There is plenty of evidence that the business-friendly environment in Cayman is creating opportunities for locals. Unemployment among locals is lower in Cayman than it is in Bermuda and underemployment — where people are working part-time when they would like to work full-time, for example — is significantly lower among Caymanians than Bermudians.
Cayman levies no payroll tax, but does charge employers with substantial, upfront work permit fees instead, providing a tangible benefit when hiring locally.
The Fiscal Responsibility Panel and BermudaFirst alike have stressed that immigration reform, based on bringing in the talent the island needs and maintaining the labour force within an ageing population, is key to stimulating growth. Cayman could be used as a case study to illustrate their point.
Furthermore, Cayman has other categories of permanent residency for wealthy individuals and for those who invest substantially in local businesses. The potential impact of even a single wealthy resident on a small economy can be extraordinary, as shown in Cayman by Kenneth Dart, who has invested more than $1.5 billion in development projects.
Openness to foreign investment is helping Cayman’s efforts to diversify its economy. An embodiment of that point is Health City Cayman Islands, owned and operated by Indian healthcare giant Narayana Health, which has created a whole new medical tourism industry, with 40 per cent of the 109-bed hospital’s patients coming from overseas. Devi Shetty, who heads HCCI, predicts Cayman “will emerge as the capital of medical tourism for the entire western hemisphere within the next five to seven years”.
Would Bermuda have been so accommodating to Dr Shetty, had he wanted to build the new hospital here? It’s a hypothetical question, but it’s worth considering in light of potential future opportunities.
It must also be said that Cayman could perhaps learn one or two things from us. It seems to be lacking a voice for labour, with no trade unions that we could find, although a law to accommodate the formation of unions does exist. Bermuda has a rich organised labour history, which has played a role in enshrining workers’ rights in law and preventing exploitation by unscrupulous employers.
Cayman does have a minimum wage of CI$6 ($7.20), equivalent to less than US$15,000 a year, based on a 40-hour week. However, it is set at such a low level — in a country where the cost of living is nearly as expensive as Bermuda — that it perhaps serves to make measly wages appear more acceptable, rather than to protect the interests of workers.
Cayman’s unchecked growth has led to accusations of a lack of planning, in terms of either development or future labour force needs.
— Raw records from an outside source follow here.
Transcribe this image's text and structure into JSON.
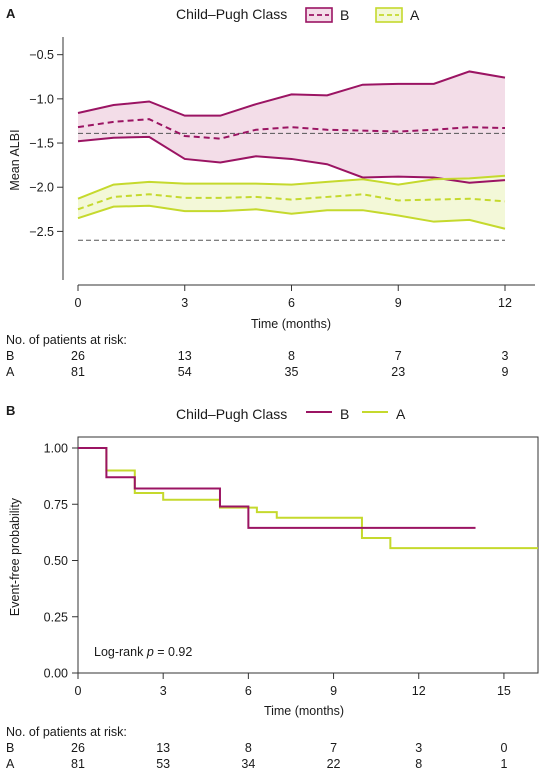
{
  "chart_data": [
    {
      "panel": "A",
      "type": "line",
      "legend_title": "Child–Pugh Class",
      "legend_placement": "top",
      "xlabel": "Time (months)",
      "ylabel": "Mean ALBI",
      "xlim": [
        0,
        13
      ],
      "ylim": [
        -3.05,
        -0.3
      ],
      "xticks": [
        0,
        3,
        6,
        9,
        12
      ],
      "yticks": [
        -0.5,
        -1.0,
        -1.5,
        -2.0,
        -2.5
      ],
      "ytick_labels": [
        "−0.5",
        "−1.0",
        "−1.5",
        "−2.0",
        "−2.5"
      ],
      "x": [
        0,
        1,
        2,
        3,
        4,
        5,
        6,
        7,
        8,
        9,
        10,
        11,
        12
      ],
      "series": [
        {
          "name": "B",
          "color": "#9b1463",
          "band_fill": "#f3dde8",
          "mean": [
            -1.32,
            -1.26,
            -1.23,
            -1.42,
            -1.45,
            -1.35,
            -1.32,
            -1.35,
            -1.36,
            -1.37,
            -1.35,
            -1.32,
            -1.33
          ],
          "upper": [
            -1.16,
            -1.07,
            -1.03,
            -1.19,
            -1.19,
            -1.06,
            -0.95,
            -0.96,
            -0.84,
            -0.83,
            -0.83,
            -0.69,
            -0.76
          ],
          "lower": [
            -1.48,
            -1.44,
            -1.43,
            -1.68,
            -1.72,
            -1.65,
            -1.68,
            -1.74,
            -1.89,
            -1.88,
            -1.89,
            -1.95,
            -1.92
          ]
        },
        {
          "name": "A",
          "color": "#c5d92d",
          "band_fill": "#f3f8d8",
          "mean": [
            -2.25,
            -2.11,
            -2.08,
            -2.12,
            -2.12,
            -2.11,
            -2.14,
            -2.11,
            -2.08,
            -2.15,
            -2.14,
            -2.13,
            -2.16
          ],
          "upper": [
            -2.13,
            -1.97,
            -1.94,
            -1.96,
            -1.96,
            -1.96,
            -1.97,
            -1.94,
            -1.91,
            -1.97,
            -1.91,
            -1.9,
            -1.87
          ],
          "lower": [
            -2.35,
            -2.22,
            -2.21,
            -2.27,
            -2.27,
            -2.25,
            -2.3,
            -2.26,
            -2.26,
            -2.32,
            -2.39,
            -2.37,
            -2.47
          ]
        }
      ],
      "reference_lines": [
        -1.39,
        -2.6
      ],
      "risk_table": {
        "title": "No. of patients at risk:",
        "times": [
          0,
          3,
          6,
          9,
          12
        ],
        "rows": [
          {
            "label": "B",
            "values": [
              "26",
              "13",
              "8",
              "7",
              "3"
            ]
          },
          {
            "label": "A",
            "values": [
              "81",
              "54",
              "35",
              "23",
              "9"
            ]
          }
        ]
      }
    },
    {
      "panel": "B",
      "type": "line",
      "legend_title": "Child–Pugh Class",
      "legend_placement": "top",
      "xlabel": "Time (months)",
      "ylabel": "Event-free probability",
      "xlim": [
        0,
        16.2
      ],
      "ylim": [
        0,
        1.0
      ],
      "xticks": [
        0,
        3,
        6,
        9,
        12,
        15
      ],
      "yticks": [
        1.0,
        0.75,
        0.5,
        0.25,
        0.0
      ],
      "ytick_labels": [
        "1.00",
        "0.75",
        "0.50",
        "0.25",
        "0.00"
      ],
      "series": [
        {
          "name": "B",
          "color": "#9b1463",
          "step_x": [
            0,
            1,
            2,
            5,
            6,
            14
          ],
          "step_y": [
            1.0,
            0.87,
            0.82,
            0.74,
            0.645,
            0.645
          ]
        },
        {
          "name": "A",
          "color": "#c5d92d",
          "step_x": [
            0,
            1,
            2,
            3,
            5,
            6.3,
            7,
            10,
            11,
            16.2
          ],
          "step_y": [
            1.0,
            0.9,
            0.8,
            0.77,
            0.735,
            0.715,
            0.69,
            0.6,
            0.555,
            0.555
          ]
        }
      ],
      "annotation_prefix": "Log-rank ",
      "annotation_p": "p",
      "annotation_value": " = 0.92",
      "risk_table": {
        "title": "No. of patients at risk:",
        "times": [
          0,
          3,
          6,
          9,
          12,
          15
        ],
        "rows": [
          {
            "label": "B",
            "values": [
              "26",
              "13",
              "8",
              "7",
              "3",
              "0"
            ]
          },
          {
            "label": "A",
            "values": [
              "81",
              "53",
              "34",
              "22",
              "8",
              "1"
            ]
          }
        ]
      }
    }
  ]
}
The aforementioned rocketing rents and high property prices in a market with no restrictions on foreign buyers, is pricing many locals out of buying their own “piece of the rock”, we were told.
It could be argued that Cayman had little alternative but to “open up”, as they’ve had a gun pointed at their head since 2011. It was then that Cayman agreed to strict controls on its public finances imposed by Britain, in return for permission to borrow more, so dire was their situation in the wake of the global financial crisis.
The gun to Bermuda’s head today is of a different nature: the combination of a rapidly ageing population and a $2.6 billion debt means that some serious policy changes have to occur and quickly, or our economic decline is all but assured. As Sir John Swan aptly put it: “Wake up, Bermuda”.
Copying the Cayman model in cookie-cutter fashion would not be feasible for Bermuda. But maybe a “Cayman-lite” solution would help us. We can learn from economic stimulants that have worked for them and use them in a planned way, for example with a maximum population target and a regularly updated assessment of skills the island needs to inform immigration policy.
Cayman has showed us how a small island economy can reverse its flagging fortunes in a short space of time. In our predicament, we would be wise to learn something from that.